Les paiements directs du 1er pilier de la PAC, un outil pour soutenir le revenu des agriculteurs européens
L’existence d’une telle aide au revenu pour le secteur agricole se justifie par plusieurs éléments :
- Le marché agricole connait des fluctuations de prix importantes, ce qui peut fragiliser l’équilibre économique des agriculteurs ;
- Les récoltes sont très incertaines et dépendent directement des conditions climatiques et environnementales qui sont variables ;
- Les agriculteurs, en plus de leurs rôles de producteurs, participent à la bonne gestion de l’environnement comme bien commun. Des incitations financières sont utiles pour encourager les agriculteurs à inclure les externalités (négatives et positives) dans leurs choix économiques individuels. Des aides publiques appropriées permettent d’encourager des pratiques vertueuses pour protéger des biens communs comme les sols, la biodiversité, les émissions de gaz à effet de serre, les services écosystémiques, etc. ;
- Le revenu agricole moyen en Europe est (et a presque toujours été) nettement inférieur à celui des autres secteurs de l’économie. En 2020 dans l’Union européenne [UE], le revenu brut moyen des agriculteurs équivaut à 53 % du salaire moyen. Ces paiements directs constituent un véritable filet de sécurité pour les agriculteurs et leur assurent un certain niveau de revenu.
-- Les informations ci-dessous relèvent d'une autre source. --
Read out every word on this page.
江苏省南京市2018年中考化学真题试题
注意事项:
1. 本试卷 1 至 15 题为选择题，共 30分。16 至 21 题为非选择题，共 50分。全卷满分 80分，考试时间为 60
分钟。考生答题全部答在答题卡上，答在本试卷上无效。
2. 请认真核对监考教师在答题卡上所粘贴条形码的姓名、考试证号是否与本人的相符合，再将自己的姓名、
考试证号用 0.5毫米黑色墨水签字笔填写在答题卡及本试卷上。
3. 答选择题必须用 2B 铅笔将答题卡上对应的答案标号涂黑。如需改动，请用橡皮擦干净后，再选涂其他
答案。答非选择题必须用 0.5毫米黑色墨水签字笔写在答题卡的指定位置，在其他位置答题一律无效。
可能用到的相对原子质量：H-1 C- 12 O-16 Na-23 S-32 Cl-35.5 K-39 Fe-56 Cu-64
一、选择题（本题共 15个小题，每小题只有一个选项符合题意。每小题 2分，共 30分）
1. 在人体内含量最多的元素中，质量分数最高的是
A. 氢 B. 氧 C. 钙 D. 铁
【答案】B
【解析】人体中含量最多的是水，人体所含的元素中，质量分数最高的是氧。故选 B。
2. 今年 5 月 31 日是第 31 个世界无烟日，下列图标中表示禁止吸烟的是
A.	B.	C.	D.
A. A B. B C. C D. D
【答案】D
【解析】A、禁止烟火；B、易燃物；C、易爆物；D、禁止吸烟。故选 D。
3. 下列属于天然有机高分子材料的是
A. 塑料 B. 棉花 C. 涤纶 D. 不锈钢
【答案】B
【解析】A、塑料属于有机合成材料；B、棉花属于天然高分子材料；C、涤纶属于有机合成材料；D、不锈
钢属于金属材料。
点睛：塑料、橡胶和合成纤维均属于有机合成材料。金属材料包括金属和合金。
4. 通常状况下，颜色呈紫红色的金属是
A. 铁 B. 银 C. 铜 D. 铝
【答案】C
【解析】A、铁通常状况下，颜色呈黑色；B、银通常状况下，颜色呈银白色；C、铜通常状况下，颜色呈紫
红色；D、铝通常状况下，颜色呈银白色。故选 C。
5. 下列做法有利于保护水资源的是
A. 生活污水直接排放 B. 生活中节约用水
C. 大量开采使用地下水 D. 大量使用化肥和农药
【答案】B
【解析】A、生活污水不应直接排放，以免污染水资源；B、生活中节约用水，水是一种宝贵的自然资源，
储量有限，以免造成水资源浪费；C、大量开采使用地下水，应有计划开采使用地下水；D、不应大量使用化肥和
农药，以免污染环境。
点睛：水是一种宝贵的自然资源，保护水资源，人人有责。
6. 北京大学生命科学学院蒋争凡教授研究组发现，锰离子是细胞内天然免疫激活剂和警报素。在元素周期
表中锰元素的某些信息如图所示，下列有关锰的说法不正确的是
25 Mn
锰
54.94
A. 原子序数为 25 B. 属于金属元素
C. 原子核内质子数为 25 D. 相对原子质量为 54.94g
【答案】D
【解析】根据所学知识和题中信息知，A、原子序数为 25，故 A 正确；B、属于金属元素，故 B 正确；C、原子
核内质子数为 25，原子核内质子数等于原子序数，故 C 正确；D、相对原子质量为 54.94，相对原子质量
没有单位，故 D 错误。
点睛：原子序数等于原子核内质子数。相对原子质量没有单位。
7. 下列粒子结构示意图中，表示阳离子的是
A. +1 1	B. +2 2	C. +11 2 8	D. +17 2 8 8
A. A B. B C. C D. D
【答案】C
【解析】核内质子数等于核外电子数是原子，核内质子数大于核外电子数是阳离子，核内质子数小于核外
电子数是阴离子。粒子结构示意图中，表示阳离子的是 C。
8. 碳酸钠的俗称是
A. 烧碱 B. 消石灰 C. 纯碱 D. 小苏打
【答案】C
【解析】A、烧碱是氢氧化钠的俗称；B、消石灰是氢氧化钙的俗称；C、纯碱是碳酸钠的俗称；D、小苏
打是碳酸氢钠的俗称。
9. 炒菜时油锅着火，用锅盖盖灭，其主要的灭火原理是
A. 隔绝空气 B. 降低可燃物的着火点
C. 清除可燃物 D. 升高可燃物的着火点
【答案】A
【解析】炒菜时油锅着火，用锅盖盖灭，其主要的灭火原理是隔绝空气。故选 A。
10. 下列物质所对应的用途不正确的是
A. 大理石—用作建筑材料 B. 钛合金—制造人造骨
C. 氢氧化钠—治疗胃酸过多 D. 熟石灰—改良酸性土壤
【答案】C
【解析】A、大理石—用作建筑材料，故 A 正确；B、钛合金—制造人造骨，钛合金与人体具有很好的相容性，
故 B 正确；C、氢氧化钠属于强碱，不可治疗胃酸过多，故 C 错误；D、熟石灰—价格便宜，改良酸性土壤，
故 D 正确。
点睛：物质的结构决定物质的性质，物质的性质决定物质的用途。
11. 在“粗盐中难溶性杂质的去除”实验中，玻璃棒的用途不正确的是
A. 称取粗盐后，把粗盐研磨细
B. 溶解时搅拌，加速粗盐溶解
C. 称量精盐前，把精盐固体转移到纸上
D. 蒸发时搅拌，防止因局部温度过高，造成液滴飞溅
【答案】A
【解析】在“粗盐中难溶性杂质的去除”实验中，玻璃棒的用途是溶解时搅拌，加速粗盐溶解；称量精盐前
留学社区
En Wallonie, pour la période actuelle, 2021-2027, ces paiements comptent un budget de 1 328 milliards € et représentent 71 % du budget alloué pour la mise en place de la PAC wallonne. Le budget relatif à l’année 2023 de la PAC s’inscrit dans le cadre financier 2021-2027, approuvé en décembre 2020 par les colégislateurs européens. En 2021 et 2022, les législations précédentes de la programmation précédente (2014-2020) étaient encore d’application mais elles s’inscrivaient déjà dans le cadre financier 2021-2027. La réforme de la PAC est en vigueur depuis le 1er janvier 2023.
Le budget de la PAC (1er et 2nd pilier) correspond à 31 % du budget européen total. Les paiements directs représentent 23,8 % du budget européen et sont financés entièrement par l’UE. Alors que les mesures de développement rural, quant à elles, représentent 7,2 % de ce budget et sont financées conjointement avec les Etats membres. Depuis sa création en 1962, la PAC compte un budget important et représente encore aujourd’hui le premier poste de dépenses de l’UE.
Les régimes des paiements directs octroyés aux agriculteurs résultent d’un plan stratégique spécifique à la Wallonie
Profondément remaniés depuis la programmation 2014-2020, les paiements directs reposent d’une part, sur des régimes d’aide obligatoires dans chaque Etat membre de l’UE et d’autre part, sur des régimes facultatifs. Depuis sa concrétisation en 2023, les Etats membres bénéficient d’une plus grande marge de manœuvre dans la mise en œuvre de la nouvelle PAC sur leur territoire. Chaque Etat réalise donc un Plan Stratégique National [PSN] qui répond à leurs besoins socio-économiques spécifiques afin de garantir une aide plus efficiente aux agriculteurs en fonction de leur contexte national. Une fois le PSN finalisé par l’Etat membre, il doit être approuvé par la Commission européenne et révisé si nécessaire. Il peut faire l’objet d’une révision annuelle.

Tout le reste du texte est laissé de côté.